Es posible que el latín se les amargara a muchos, pero de alguna manera dejaba el convencimiento de participar de una importancia superior. Al sublime entrecejo de Alain Delon no le suele acompañar el carácter de un Gandhi y, como todo lo hermoso, el latín tampoco lo pone fácil: tras siete años de fatigas, uno solo logró sacar en claro que Ovidio va a ser siempre más listo -y más retorcido- que tú. El primer acercamiento al latín, de hecho, solía ser un flechazo de repulsión: el aprendizaje de las declinaciones es un arte combinatoria que solo puede gustar a quien esté destinado, más adelante, a fetichismos tan alambicados como el derecho procesal. Pero créanme que el del latín es un amor que compensa, capaz -en mi caso- de sobreponerse a un profesor que me profesaba una antipatía ardiente o a un catedrático de gramática latina con más lamparones que camisa.
En El rector de Justin, la gran novela de Louis Auchincloss, el carácter opcional del latín marca el momento en que la modernidad entra en su mundo como una bomba fétida arrojada por la ventana. La vieja escuela deja de ser la vieja escuela y -cabe suponer- al poco llegarían el “conocimiento del medio” y la pretecnología. Bromas aparte, el hurto de las lenguas clásicas a las generaciones jóvenes ha sido una estafa para crear gentes sin raíces y sin una conciencia de lo pasado.
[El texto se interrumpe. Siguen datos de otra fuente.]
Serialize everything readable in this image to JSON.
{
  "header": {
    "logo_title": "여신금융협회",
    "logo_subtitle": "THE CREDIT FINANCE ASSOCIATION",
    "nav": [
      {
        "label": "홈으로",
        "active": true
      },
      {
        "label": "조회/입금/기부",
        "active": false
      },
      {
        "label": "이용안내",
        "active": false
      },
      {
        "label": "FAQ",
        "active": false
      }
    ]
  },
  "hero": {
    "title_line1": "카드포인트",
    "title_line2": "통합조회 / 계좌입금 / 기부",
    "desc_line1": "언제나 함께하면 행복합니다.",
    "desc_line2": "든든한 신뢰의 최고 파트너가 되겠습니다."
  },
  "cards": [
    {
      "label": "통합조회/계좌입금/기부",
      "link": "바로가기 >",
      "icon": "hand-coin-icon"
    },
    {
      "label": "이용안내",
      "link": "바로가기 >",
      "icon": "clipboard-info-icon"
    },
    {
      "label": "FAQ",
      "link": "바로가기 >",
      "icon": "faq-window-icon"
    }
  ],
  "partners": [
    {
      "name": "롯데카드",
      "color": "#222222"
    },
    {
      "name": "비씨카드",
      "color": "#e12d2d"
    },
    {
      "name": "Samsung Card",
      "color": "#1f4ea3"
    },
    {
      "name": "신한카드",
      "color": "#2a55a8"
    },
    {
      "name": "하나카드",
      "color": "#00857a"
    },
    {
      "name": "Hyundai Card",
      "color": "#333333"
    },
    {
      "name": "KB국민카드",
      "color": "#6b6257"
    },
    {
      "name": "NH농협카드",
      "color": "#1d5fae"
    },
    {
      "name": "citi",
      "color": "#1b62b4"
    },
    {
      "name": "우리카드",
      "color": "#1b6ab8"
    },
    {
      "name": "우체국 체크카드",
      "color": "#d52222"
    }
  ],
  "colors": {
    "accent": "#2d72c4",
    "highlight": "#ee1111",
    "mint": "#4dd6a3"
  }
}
De igual modo que una batería en el presbiterio terminaba con siglos de liturgia, al quitar el latín creían limar tiempo para una lengua y cortaban con -literalmente- milenios de transmisión cultural.
De cuando en cuando el latín vuelve a la moda: unos finlandeses –Vaananen lo era- emiten un noticiero en latín o el Vaticano incluye ‘bikini’ en su glosario como vesticula balnearis Bikiniana. Son espejismos. Por supuesto, siempre hay quien defiende el latín como gimnasia mental, o para mejor conocer la propia lengua, o por el gusto por la etimología. Pero la etimología está llena de trampas, para el cerebro lo bueno es leer, y el propio tránsito del latín al español nos hace conscientes de emplear un idioma adecuado a nuestro estado postadánico. A muchos les quedará, de su bachillerato, el recuerdo de que los romanos no hablaban más que de flechas y campamentos, pero alguna suavidad había en una lengua que abordábamos por su flanco más dulce: la conjugación de amar. ¿Por qué el latín? Ni siquiera por la utilidad de lo inútil, por un tributo a la Historia, por afirmar una superioridad cultural. Al final lo amamos porque es de las pocas cosas que -como la rosa, rosae- no necesitan un porqué.